C’est ce qu’a affirmé au Journal de Montréal, hier, Yves Provost, des Services des infrastructures, transports et environnement de la Ville de Montréal.
Actuellement, tous les arrondissements sont responsables d’appliquer le Règlement sur les pataugeoires et les piscines publiques qui propose dix normes pour évaluer la qualité de l’eau. L’étude réalisée par BioMedco en a plutôt utilisé 16.
«On va s’en tenir aux paramètres actuels. Nous n’avons aucune indication que le ministère de l’Environnement va changer les paramètres», dit M. Provost. «Mais si le gouvernement veut homologuer l’échantillonnage, on va s’y plier», poursuit-il.
Un règlement à revoir
La Ville semblait ignorer, hier, que le gouvernement planche sur un nouveau projet de règlement qui inclurait entre autres le E. coli dans les normes de qualité de l’eau.
«Normalement ce type de parasite ne devrait pas se retrouver dans l’eau des piscines», dit Marie-Noëlle Chou, chimiste chez BioMedco.

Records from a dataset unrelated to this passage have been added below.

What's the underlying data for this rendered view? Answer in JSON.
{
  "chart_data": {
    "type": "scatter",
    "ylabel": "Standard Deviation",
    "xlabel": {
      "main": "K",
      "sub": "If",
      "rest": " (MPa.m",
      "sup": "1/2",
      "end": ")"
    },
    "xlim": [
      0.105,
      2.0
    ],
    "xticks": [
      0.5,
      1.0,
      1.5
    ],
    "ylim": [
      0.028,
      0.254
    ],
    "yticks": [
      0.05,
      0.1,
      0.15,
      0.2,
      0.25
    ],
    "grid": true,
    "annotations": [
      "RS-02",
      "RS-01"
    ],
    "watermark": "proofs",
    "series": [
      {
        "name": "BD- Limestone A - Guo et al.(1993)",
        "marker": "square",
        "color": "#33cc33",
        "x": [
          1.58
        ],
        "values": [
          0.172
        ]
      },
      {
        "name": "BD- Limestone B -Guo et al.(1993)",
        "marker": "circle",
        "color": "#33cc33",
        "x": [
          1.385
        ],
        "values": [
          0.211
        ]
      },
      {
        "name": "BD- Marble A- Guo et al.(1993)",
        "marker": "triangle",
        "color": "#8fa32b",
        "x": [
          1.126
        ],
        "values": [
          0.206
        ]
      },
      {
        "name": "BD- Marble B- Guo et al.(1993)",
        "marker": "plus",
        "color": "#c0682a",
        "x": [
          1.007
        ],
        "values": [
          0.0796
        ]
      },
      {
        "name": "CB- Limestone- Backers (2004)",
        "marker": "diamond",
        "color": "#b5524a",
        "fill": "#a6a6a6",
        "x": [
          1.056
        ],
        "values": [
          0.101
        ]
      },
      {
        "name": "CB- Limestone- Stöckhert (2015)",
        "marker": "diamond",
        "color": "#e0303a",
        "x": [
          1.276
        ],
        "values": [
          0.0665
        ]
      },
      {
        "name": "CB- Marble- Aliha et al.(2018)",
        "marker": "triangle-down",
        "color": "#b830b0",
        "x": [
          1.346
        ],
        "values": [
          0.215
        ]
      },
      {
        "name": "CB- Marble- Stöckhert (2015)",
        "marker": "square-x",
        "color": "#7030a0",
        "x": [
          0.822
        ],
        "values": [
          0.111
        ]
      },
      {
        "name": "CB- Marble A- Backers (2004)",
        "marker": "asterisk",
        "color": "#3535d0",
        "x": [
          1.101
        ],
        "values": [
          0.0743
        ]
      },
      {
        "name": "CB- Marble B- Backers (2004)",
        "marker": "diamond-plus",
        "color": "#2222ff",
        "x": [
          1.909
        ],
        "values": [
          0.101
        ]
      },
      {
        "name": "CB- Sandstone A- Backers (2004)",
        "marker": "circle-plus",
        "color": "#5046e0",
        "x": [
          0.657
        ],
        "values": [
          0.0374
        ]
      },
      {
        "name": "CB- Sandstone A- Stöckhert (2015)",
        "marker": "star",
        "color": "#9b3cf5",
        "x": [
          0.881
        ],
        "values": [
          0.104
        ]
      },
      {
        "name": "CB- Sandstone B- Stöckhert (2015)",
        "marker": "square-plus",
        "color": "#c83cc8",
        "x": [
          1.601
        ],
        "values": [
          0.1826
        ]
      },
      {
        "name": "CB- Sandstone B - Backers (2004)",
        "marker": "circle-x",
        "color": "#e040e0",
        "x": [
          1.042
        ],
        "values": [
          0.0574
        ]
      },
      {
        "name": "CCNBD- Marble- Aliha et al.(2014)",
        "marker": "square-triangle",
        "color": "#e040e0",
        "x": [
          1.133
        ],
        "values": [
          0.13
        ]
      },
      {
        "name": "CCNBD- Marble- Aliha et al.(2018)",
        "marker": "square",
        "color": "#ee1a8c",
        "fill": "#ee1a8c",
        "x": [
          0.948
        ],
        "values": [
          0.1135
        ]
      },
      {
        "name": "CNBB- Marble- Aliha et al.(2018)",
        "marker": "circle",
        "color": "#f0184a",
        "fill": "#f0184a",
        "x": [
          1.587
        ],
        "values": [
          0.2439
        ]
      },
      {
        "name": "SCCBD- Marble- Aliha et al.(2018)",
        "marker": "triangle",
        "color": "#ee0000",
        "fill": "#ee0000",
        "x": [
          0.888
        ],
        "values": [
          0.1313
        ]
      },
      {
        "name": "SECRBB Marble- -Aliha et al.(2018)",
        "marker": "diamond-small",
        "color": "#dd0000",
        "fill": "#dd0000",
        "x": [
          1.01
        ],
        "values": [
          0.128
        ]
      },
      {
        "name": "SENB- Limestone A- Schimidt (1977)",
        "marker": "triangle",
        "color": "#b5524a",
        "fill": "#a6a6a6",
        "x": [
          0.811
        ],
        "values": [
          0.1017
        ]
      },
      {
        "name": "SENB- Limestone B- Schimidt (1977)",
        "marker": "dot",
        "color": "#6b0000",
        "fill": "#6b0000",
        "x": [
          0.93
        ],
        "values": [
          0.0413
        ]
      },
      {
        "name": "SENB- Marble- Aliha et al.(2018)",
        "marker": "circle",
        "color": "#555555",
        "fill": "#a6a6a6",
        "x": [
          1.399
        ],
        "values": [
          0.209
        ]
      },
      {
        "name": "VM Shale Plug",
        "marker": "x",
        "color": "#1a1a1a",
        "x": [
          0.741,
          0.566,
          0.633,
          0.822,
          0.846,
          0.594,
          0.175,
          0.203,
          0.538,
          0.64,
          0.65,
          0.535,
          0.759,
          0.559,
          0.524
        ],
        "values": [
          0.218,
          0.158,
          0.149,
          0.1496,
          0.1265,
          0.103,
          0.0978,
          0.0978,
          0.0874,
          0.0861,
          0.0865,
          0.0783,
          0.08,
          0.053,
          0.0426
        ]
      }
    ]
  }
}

«Mais puisqu’on en trouve, il serait important d’au moins ajouter le E. coli et le compte des bactéries totales dans les normes», estime la spécialiste.
Pour Claude Darnet, à la tête de l’entreprise Aqua Ressources, les résultats de l’enquête sur la qualité des eaux de baignade dans les piscines publiques n’ont rien de surprenant.
«Ce n’est que la pointe de l’iceberg», lance-t-il.
«Il ne s’agit que des piscines extérieures. Il y a aussi les piscines intérieures et celles des écoles.»